Nous découvrons cela grâce à une prise de conscience intuitive qui nous permet de réaliser le non-soi ou l’Eveil ou l’au-delà de la mort, l’absence de désir, la cessation. Cette réalisation, c’est s’ouvrir à la réalité, à la nature réelle des choses : tout ce qui est conditionné apparaît puis disparaît.

Je me souviens qu’autrefois je m’attendais à avoir une expérience d’Eveil dans laquelle des éclairs descendraient du ciel et me pénètreraient de lumière, et une voix venue d’en-haut dirait : « Sumedho, tu es éveillé ! » Je n’avais pas confiance dans l’expérience directe de la réalité. Cela ne me paraissait pas suffisant. « Oserais-je être éveillé ? » Posez-vous la question ! Oseriez-vous être éveillé ou est-il plus facile de se dire : « Oh, j’ai encore beaucoup de travail à faire. J’espère m’éveiller plus tard mais je n’ose même pas imaginer que l’Eveil est proche ». L’Eveil est un peu effrayant, n’est-ce pas ? Que fait-on quand on est éveillé ? Que fait-on après ?!

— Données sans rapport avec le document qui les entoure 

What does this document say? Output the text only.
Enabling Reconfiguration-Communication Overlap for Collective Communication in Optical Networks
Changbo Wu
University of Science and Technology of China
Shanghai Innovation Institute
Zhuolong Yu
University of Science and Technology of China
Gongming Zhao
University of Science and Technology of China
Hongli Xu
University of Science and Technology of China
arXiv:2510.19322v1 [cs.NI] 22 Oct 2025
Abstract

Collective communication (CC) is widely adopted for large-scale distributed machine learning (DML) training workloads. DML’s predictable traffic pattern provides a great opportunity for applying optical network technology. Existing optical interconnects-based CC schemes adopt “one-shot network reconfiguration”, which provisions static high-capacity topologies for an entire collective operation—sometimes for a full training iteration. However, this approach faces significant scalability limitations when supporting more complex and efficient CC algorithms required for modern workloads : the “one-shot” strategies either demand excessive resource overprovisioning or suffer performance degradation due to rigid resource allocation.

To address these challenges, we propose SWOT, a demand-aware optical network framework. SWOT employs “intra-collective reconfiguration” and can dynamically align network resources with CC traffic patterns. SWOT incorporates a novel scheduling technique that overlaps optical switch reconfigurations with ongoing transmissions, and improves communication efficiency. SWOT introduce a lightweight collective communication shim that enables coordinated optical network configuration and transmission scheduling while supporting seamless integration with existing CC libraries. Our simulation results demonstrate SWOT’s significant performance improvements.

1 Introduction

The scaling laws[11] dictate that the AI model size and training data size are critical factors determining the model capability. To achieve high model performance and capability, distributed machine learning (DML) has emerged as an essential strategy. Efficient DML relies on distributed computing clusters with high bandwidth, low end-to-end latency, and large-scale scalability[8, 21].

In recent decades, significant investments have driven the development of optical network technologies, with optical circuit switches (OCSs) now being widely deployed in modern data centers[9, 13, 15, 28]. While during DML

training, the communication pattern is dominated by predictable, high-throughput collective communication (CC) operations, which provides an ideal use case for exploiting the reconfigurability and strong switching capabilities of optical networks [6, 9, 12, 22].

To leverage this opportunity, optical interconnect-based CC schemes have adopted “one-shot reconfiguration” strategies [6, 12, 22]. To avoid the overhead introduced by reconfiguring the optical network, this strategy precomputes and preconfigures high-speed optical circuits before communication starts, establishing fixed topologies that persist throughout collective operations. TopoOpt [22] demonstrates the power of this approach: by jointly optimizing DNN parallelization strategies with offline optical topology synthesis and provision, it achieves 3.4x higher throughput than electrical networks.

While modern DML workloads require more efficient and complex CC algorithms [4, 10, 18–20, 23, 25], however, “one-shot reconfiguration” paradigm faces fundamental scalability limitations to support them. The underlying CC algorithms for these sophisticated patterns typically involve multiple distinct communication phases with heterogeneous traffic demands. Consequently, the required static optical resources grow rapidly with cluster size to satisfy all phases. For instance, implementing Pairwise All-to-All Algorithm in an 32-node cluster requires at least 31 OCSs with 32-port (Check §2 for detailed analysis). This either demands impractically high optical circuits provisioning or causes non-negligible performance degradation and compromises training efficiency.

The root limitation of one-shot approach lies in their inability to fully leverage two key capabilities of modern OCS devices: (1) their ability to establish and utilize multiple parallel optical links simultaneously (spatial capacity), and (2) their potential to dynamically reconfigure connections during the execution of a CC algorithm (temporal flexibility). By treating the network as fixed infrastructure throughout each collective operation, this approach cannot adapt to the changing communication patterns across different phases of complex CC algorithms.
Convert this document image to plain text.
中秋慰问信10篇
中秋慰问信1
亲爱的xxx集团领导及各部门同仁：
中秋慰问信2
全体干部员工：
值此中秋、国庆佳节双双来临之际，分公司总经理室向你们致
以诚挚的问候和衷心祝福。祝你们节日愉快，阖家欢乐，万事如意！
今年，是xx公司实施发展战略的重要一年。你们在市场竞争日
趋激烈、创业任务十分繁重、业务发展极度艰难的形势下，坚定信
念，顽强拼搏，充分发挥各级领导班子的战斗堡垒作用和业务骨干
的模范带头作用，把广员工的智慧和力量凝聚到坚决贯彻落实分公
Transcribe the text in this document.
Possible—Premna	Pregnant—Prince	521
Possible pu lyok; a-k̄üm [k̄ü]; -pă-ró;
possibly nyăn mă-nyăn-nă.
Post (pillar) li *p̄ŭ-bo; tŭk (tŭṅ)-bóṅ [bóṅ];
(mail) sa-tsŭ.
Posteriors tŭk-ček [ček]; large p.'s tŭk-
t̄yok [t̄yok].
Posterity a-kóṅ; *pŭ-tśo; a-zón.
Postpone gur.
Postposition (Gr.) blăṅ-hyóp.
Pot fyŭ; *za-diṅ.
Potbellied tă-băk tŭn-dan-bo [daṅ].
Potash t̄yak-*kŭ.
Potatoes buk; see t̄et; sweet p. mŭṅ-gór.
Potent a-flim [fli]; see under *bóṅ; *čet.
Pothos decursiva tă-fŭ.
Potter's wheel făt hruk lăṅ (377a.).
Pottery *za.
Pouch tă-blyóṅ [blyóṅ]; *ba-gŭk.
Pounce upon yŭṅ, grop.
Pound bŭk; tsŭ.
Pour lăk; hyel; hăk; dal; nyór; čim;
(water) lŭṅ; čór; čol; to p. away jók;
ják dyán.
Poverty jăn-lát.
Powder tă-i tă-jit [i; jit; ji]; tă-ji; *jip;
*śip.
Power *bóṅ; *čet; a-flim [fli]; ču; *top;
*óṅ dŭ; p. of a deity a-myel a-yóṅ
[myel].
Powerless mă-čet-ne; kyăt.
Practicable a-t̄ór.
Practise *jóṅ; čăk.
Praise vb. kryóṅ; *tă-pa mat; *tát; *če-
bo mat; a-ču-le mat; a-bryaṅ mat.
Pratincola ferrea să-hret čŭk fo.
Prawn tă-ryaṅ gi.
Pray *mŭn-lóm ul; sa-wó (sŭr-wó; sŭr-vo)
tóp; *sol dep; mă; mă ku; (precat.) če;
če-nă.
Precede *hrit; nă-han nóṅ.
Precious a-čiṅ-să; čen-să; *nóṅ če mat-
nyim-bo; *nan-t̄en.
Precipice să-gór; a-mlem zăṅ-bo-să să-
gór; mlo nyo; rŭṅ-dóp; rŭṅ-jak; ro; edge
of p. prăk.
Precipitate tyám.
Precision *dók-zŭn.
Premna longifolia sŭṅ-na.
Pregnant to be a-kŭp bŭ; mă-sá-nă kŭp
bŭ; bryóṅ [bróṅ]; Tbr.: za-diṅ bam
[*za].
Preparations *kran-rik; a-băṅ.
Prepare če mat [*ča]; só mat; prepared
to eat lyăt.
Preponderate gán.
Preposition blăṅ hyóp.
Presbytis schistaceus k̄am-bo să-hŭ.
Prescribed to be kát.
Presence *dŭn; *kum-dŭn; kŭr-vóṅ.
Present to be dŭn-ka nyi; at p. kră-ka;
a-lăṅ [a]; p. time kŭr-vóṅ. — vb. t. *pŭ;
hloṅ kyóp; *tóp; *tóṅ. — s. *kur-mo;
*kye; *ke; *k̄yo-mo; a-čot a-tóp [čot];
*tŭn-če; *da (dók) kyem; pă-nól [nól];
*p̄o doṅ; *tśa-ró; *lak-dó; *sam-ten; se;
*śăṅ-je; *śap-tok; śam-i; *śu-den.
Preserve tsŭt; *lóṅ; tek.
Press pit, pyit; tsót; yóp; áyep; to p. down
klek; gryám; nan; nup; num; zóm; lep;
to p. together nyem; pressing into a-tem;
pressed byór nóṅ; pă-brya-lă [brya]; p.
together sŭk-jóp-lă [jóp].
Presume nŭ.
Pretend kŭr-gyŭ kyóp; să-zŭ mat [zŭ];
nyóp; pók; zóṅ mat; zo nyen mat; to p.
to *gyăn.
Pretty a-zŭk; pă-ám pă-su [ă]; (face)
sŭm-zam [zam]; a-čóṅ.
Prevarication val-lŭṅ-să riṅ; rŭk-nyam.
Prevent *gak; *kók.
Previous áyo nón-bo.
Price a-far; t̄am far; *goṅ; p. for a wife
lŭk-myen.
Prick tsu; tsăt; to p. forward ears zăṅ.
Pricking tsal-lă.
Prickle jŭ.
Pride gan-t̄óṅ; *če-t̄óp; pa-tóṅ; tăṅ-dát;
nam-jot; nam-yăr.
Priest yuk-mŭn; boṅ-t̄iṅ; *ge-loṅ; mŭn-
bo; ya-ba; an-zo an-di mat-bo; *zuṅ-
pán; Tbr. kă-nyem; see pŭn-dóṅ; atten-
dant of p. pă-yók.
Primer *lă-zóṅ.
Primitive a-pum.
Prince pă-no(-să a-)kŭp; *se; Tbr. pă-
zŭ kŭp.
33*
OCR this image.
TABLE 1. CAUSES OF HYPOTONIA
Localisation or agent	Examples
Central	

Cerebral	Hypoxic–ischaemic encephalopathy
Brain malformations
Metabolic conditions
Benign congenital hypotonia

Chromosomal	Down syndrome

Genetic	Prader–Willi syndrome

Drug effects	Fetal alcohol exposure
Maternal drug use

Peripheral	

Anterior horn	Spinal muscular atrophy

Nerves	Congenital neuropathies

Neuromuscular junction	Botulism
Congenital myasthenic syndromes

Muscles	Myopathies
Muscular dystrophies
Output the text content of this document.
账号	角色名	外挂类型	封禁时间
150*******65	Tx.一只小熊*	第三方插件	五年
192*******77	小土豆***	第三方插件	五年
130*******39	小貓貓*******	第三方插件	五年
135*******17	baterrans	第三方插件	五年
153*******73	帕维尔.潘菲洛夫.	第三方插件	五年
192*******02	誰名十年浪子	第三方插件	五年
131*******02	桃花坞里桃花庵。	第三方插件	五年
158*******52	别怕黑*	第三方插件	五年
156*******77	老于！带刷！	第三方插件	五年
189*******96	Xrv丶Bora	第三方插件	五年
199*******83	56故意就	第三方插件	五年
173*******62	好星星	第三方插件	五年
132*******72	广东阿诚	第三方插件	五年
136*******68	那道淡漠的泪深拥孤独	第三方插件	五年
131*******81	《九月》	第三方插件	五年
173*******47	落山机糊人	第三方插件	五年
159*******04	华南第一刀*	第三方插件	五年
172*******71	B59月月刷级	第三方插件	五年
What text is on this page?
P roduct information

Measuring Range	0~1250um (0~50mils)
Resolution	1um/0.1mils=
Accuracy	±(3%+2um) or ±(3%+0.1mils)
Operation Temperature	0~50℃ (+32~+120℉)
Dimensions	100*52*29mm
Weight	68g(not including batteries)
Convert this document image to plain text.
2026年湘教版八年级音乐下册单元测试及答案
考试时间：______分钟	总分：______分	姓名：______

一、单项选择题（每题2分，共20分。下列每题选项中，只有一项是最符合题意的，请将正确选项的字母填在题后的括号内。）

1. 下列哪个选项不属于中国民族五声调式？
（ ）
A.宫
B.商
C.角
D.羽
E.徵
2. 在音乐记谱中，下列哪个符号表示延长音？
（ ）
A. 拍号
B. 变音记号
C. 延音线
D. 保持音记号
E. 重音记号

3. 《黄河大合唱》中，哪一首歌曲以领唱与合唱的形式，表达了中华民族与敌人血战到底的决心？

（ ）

Il ne s’agit pas de faire de l’Eveil un idéal. Il s’agit de commencer à apprécier un état naturel d’attention, de présence consciente qui est ici maintenant et qui est toujours à notre disposition, si seulement nous lui faisons confiance et nous prenons refuge en lui. Simplement en étant attentifs.

Si ces paroles éveillent le doute en vous, prenez conscience que le doute est perçu de cette manière. Restez avec ce qui est, accueillez ce qui se présente, quel que soit l’état émotionnel ou physique dont vous avez conscience à cet instant.

Voilà le sujet de réflexion que je vous propose pour ce soir.